Kiedy Brucco podszedł, aby opatrzyć rany Mety, nikt mu nie przeszkadzał. Jason łapał ustami powietrze jak powracające życie. Baczne oko kamery przekazywało całą tę scenę wszystkim mieszkańcom miasta.
— Dzięki ci, Meto… że zrozumiałaś… i uratowałaś mnie… — wydyszał z trudem Jason.
— Skop był w błędzie, a ty miałeś rację, Jasonie — powiedziała. Jej głos drgnął nieco, gdy Brucco ułamał pierzasty koniec strzały i wyjął grot z jej ramienia. — Nie mogę pozostać w mieście. Tylko ludzie, którzy czują tak samo jak Skop, będą mogli tu zostać. Obawiam się, że też nie zdobędę się na zamieszkanie w lesie… sam widziałeś, ile miałam szczęścia z żądłopiórem. Jeśli pozwolisz, pojadę z tobą. Bardzo bym chciała z tobą pojechać.
Ból nie pozwolił Jasonowi odpowiedzieć, więc tylko się uśmiechnął, ale Mecie to wystarczyło.
Kerk patrzył z żalem na ciało zabitego.
— Był w błędzie — rzekł — ale wiem, co czuł. Nie mogę opuścić miasta… na razie. Ktoś musi to wszystko trzymać w garści, gdy będą następowały zmiany. Ten pomysł ze statkiem jest świetny, Jasonie. Nie będziesz narzekał na brak ochotników. Wątpię jednak, czy wśród nich znajdzie się Brucco.
— Na pewno nie — odparł Brucco nie podnosząc wzroku znad opatrunku uciskowego, który zakładał Mecie. — Znajdę dla siebie dość pracy tutaj, na Pyrrusie. Życie zwierzęce tej planety wymaga nie lada badań. Niedługo zjadą się tu wszyscy ekolodzy z całej galaktyki. Ale ja będę pierwszy.
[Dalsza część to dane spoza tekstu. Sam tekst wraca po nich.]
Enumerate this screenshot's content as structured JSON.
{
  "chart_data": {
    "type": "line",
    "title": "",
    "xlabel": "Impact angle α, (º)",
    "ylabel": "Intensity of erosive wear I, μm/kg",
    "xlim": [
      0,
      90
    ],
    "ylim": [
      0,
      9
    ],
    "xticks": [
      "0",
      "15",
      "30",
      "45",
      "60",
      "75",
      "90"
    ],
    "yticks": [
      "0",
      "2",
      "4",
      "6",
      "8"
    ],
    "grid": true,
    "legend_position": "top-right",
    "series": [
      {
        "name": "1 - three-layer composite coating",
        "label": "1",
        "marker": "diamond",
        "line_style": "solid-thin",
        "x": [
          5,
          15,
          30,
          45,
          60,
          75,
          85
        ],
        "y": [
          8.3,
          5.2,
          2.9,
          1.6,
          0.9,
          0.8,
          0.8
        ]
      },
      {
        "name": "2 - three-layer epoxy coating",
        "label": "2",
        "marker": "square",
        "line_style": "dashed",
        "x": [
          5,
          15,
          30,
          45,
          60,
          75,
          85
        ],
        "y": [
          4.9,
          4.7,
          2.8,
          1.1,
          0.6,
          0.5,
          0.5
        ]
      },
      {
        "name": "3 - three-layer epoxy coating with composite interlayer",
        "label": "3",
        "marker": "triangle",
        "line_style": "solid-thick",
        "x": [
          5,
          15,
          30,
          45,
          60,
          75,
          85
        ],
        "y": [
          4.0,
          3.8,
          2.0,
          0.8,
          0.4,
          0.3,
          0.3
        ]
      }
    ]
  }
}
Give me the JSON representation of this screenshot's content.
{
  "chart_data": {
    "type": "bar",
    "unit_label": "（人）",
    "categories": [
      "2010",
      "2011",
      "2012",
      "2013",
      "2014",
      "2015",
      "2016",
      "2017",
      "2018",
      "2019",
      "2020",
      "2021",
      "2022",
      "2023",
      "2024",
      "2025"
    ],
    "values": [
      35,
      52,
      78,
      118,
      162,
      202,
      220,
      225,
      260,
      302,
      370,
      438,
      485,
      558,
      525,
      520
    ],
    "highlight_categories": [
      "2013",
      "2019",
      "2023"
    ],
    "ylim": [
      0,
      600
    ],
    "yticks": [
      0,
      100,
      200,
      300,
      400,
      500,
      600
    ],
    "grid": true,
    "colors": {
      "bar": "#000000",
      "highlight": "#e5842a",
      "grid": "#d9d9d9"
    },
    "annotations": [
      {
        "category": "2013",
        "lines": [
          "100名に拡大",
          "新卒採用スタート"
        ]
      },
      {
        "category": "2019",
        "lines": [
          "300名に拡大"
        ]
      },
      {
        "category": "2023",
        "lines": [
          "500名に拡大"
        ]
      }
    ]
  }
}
Kerk podszedł powoli do ekranu ukazującego panoramę miasta. Nikt nie próbował go zatrzymać. Pyrrusanin patrzył na budynki, dymy unoszące się znad linii obwodu i bezkresną zieloność dżungli w dali.
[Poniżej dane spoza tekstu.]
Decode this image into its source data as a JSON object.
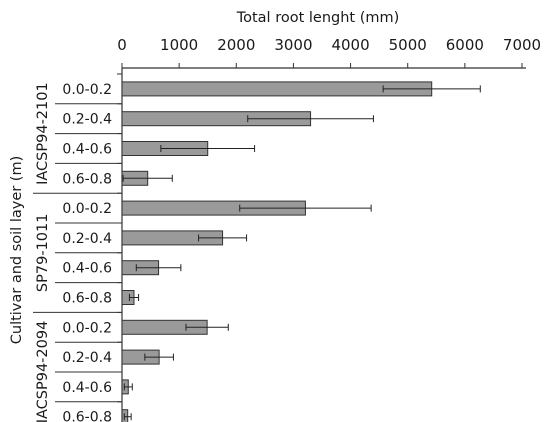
{
  "chart_data": {
    "type": "bar",
    "orientation": "horizontal",
    "xlabel": "Total root lenght (mm)",
    "ylabel": "Cultivar and soil layer (m)",
    "xlim": [
      0,
      7000
    ],
    "xticks": [
      0,
      1000,
      2000,
      3000,
      4000,
      5000,
      6000,
      7000
    ],
    "categories": [
      "0.0-0.2",
      "0.2-0.4",
      "0.4-0.6",
      "0.6-0.8",
      "0.0-0.2",
      "0.2-0.4",
      "0.4-0.6",
      "0.6-0.8",
      "0.0-0.2",
      "0.2-0.4",
      "0.4-0.6",
      "0.6-0.8"
    ],
    "groups": [
      {
        "name": "IACSP94-2101",
        "rows": [
          0,
          1,
          2,
          3
        ]
      },
      {
        "name": "SP79-1011",
        "rows": [
          4,
          5,
          6,
          7
        ]
      },
      {
        "name": "IACSP94-2094",
        "rows": [
          8,
          9,
          10,
          11
        ]
      }
    ],
    "values": [
      5420,
      3300,
      1500,
      450,
      3210,
      1760,
      640,
      210,
      1490,
      650,
      110,
      100
    ],
    "errors": [
      850,
      1100,
      820,
      430,
      1150,
      420,
      390,
      80,
      370,
      250,
      70,
      60
    ],
    "grid": false,
    "legend": "none"
  },
  "colors": {
    "bar_fill": "#9a9a9a",
    "bar_stroke": "#333333",
    "axis": "#333333",
    "text": "#1a1a1a"
  }
}
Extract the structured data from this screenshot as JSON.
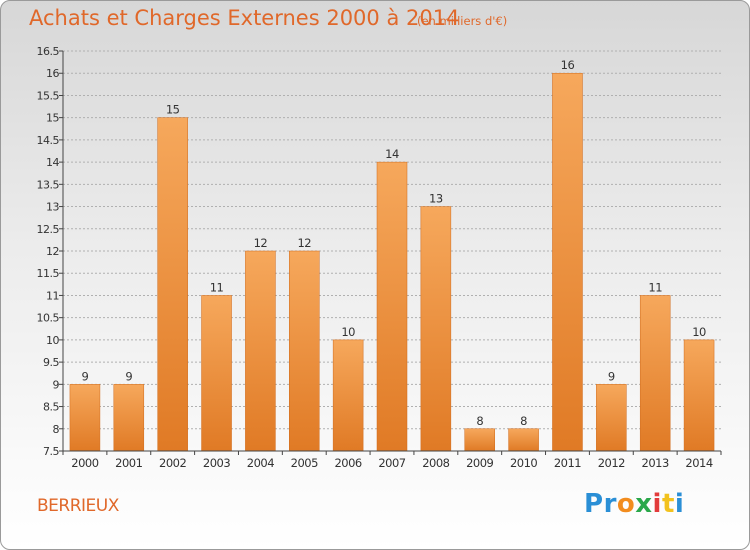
{
  "title": "Achats et Charges Externes 2000 à 2014",
  "subtitle": "(en milliers d'€)",
  "commune": "BERRIEUX",
  "logo": {
    "letters": [
      "P",
      "r",
      "o",
      "x",
      "i",
      "t",
      "i"
    ],
    "colors": [
      "#2a8fd6",
      "#2a8fd6",
      "#f28c1e",
      "#2aa84a",
      "#e23b3b",
      "#f2c21e",
      "#2a8fd6"
    ]
  },
  "colors": {
    "bar": "#f0963f",
    "bar_dark": "#e07a25",
    "title": "#e0682a",
    "axis": "#333333"
  },
  "chart_data": {
    "type": "bar",
    "title": "Achats et Charges Externes 2000 à 2014",
    "subtitle": "(en milliers d'€)",
    "categories": [
      "2000",
      "2001",
      "2002",
      "2003",
      "2004",
      "2005",
      "2006",
      "2007",
      "2008",
      "2009",
      "2010",
      "2011",
      "2012",
      "2013",
      "2014"
    ],
    "values": [
      9,
      9,
      15,
      11,
      12,
      12,
      10,
      14,
      13,
      8,
      8,
      16,
      9,
      11,
      10
    ],
    "data_labels": [
      "9",
      "9",
      "15",
      "11",
      "12",
      "12",
      "10",
      "14",
      "13",
      "8",
      "8",
      "16",
      "9",
      "11",
      "10"
    ],
    "ylim": [
      7.5,
      16.5
    ],
    "yticks": [
      7.5,
      8,
      8.5,
      9,
      9.5,
      10,
      10.5,
      11,
      11.5,
      12,
      12.5,
      13,
      13.5,
      14,
      14.5,
      15,
      15.5,
      16,
      16.5
    ],
    "ytick_labels": [
      "7.5",
      "8",
      "8.5",
      "9",
      "9.5",
      "10",
      "10.5",
      "11",
      "11.5",
      "12",
      "12.5",
      "13",
      "13.5",
      "14",
      "14.5",
      "15",
      "15.5",
      "16",
      "16.5"
    ],
    "grid": true,
    "xlabel": "",
    "ylabel": ""
  }
}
— Zmieniłeś to wszystko, Jasonie — rzekł. — Jeszcze tego nie widać, lecz Pyrrus już nigdy nie będzie taki jak przed twoim przybyciem. Na lepsze czy gorsze.
— Na lepsze, na pewno na lepsze — zaskrzeczał Jason i potarł bolącą krtań: — A teraz weźcie się do roboty i skończcie tę wojnę, żeby ludzie mogli w to uwierzyć.
Rhes odwrócił się i po krótkim wahaniu wyciągnął dłoń do Kerka. Siwowłosy Pyrrusanin musiał pokonać podobną niechęć — do karczownika, wywołaną wiekową odrazą.
Ale uścisnęli sobie dłonie, ponieważ byli to mocni ludzie.